[Date Prev][Date Next][Thread Prev][Thread Next]
[Date Index]
[Thread Index]
- Subject: Re: Lua 5.3.0-work2: utf8.sub?
- From: Sean Conner <sean@...>
- Date: Fri, 11 Apr 2014 02:10:21 -0400
It was thus said that the Great Dirk Laurie once stated:
> There's no utf8.sub. Anyone tried to code it in pure Lua yet?
> This is my attempt:
>
> function utf8.sub(s,i,j)
> i = i or 1
> j = j or -1
> if i<1 or j<1 then
> local n = utf8.len(s)
> if not n then return nil end
> if i<0 then i = n+1+i end
> if j<0 then j = n+1+j end
> if i<0 then i = 1 elseif i>n then i = n end
> if j<0 then j = 1 elseif j>n then j = n end
> end
> if j<i then return "" end
> i = utf8.offset(s,i)
> j = utf8.offset(s,j+1)
> if i and j then return s:sub(i,j-1)
> elseif i then return s:sub(i)
> else return ""
> end
> end
>
> Notes:
>
> 1. Care is taken to avoid calculating utf8.len(s) when it is not necessary.
> 2. The use of utf8.offset implies that the result is undefined when s is not
> a valid UTF8 sequence.
Do i and j represent Unicode values or graphemes?

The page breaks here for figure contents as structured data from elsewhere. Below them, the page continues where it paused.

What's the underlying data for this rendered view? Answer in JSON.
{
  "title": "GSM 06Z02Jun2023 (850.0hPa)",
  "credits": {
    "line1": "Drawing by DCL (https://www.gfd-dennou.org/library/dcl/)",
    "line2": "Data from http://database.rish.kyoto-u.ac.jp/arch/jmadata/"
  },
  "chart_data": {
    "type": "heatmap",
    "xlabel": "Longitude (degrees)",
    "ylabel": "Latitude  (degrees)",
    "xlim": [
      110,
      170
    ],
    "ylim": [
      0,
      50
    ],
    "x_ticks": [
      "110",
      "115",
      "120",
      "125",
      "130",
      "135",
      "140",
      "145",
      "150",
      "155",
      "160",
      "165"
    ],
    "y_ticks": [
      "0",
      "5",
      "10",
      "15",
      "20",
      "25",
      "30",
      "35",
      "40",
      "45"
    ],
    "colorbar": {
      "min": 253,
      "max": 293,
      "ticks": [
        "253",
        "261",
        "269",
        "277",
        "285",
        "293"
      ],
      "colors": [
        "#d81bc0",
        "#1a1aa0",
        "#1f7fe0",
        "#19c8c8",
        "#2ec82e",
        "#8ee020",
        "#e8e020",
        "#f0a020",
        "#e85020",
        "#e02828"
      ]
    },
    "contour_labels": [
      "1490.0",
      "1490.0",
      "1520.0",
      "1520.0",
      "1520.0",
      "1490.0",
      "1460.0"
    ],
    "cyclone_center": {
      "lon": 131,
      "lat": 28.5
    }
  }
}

I'm doing some reading
[1] and it appears the easiest thing to do is treat and indicies as Unicode
values.
-spc (Because sometimes a character and combining character count as a
single grapheme, and sometimes it doesn't ... )
[1] http://www.unicode.org/faq/char_combmark.html